Bénabar

Avec la sortie de son nouvel album «reprise des négociations», le chanteur français entre dans la cour des grands.

Sorti le 24 octobre dans toute la francophonie, le dernier album de Bénabar vibre déjà sur toutes les ondes: «Reprise des négociations» constitue le quatrième album de l'artiste parisien, et son nouveau répertoire étoffera la tournée du chanteur dès février 2006. Ses concerts en Suisse affichent déjà complet, confirmant le statut de star du showbiz de Bruno Bénabar, galopin ironique devenu clown mélancolique.

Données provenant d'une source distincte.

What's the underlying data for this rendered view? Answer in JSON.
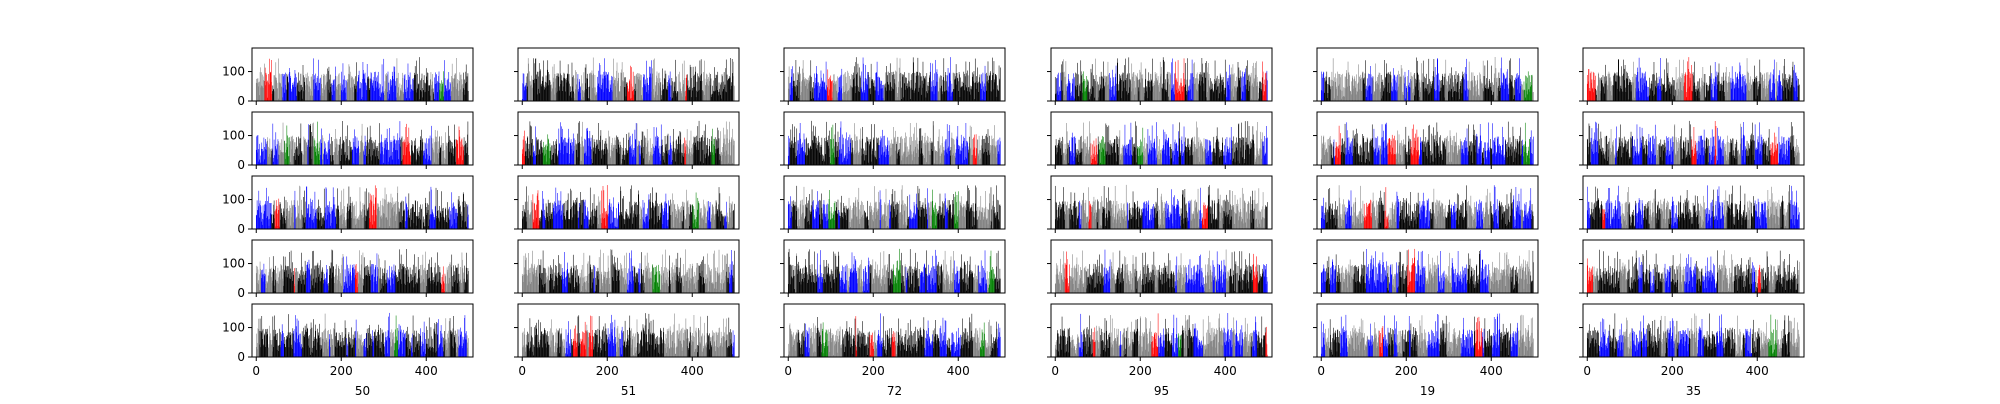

Hélas! Il est bien loin le temps où le chanteur bricolait des tournées dans les petites salles, embarquant ses «associés» dans des fanfaronnades légères et délirantes. Le moineau chanteur est devenu une star reconnue et un père responsable: son nouvel album surprend par sa sobriété, donnant beaucoup d'importance aux ambiances sonores. On sait que Bénabar s'entoure désormais de talentueux arrangeurs, mais la simplicité d'antan a fait place à un bouquet de nouveaux styles parfois décousus. Est-ce de la java-punk, du rock-fanfare ou du funk-musette? Quelle étiquette pourrait-on coller à ce Bénabar mature, qui garde une moue gênée sur les photos trop sobres du livret trop soigné ? Et dois-je vraiment me creuser la tête pour trouver un nom à ce que j'aime?

Le nouvel album est séduisant. Très professionnel. Il nous plaît à l'usage et nous convainc à l'usure. On aurait tort de se priver de cette édifiante démonstration de mauvaise foi qu'est «Le Dîner»; on perdrait à ignorer la triste ballade, la berceuse pour son fils, la blague à l'enterrement que Bénabar nous fignole avec humour. Certes, le parolier est devenu plus sage et plus subtil. Moins drôle peut-être, mais plus poétique: «Un terrain vague, de vagues clôtures, un couple divague sur la maison future.» ou encore «La larme à l'oeil en automne parce qu'elles sont mortes les feuilles, alors qu'j'les connaissais à peine, elles étaient même pas d'ma famille...»

Et du coup, on dirait que Bénabar rentre dans le rang des grands artistes contemporains, qui s'essaient à dépeindre leur monde de quasi-trentenaire dans du rock-réaliste souvent nostalgique: peut-être verra-t-on se dessiner sous nos yeux le prochain grand mouvement artistique. Ne racontent- ils pas tous la même histoire, ces Houellebecq, Delerm, Larcenet, Jaoui-Bacri et Jeanne Cherhal? Avec Renaud comme pionnier, les artistes francophones parlent tous de la même chose: ce XXIème siècle capitaliste qui nous mène droit dans le mur, nous laissant seuls face à nos petits plaisirs et nos grandes frustrations. Petit Bénabar est devenu grand, il vole désormais de ses propres ailes bien au-dessus du «showbiz» qu'il dénigrait tant.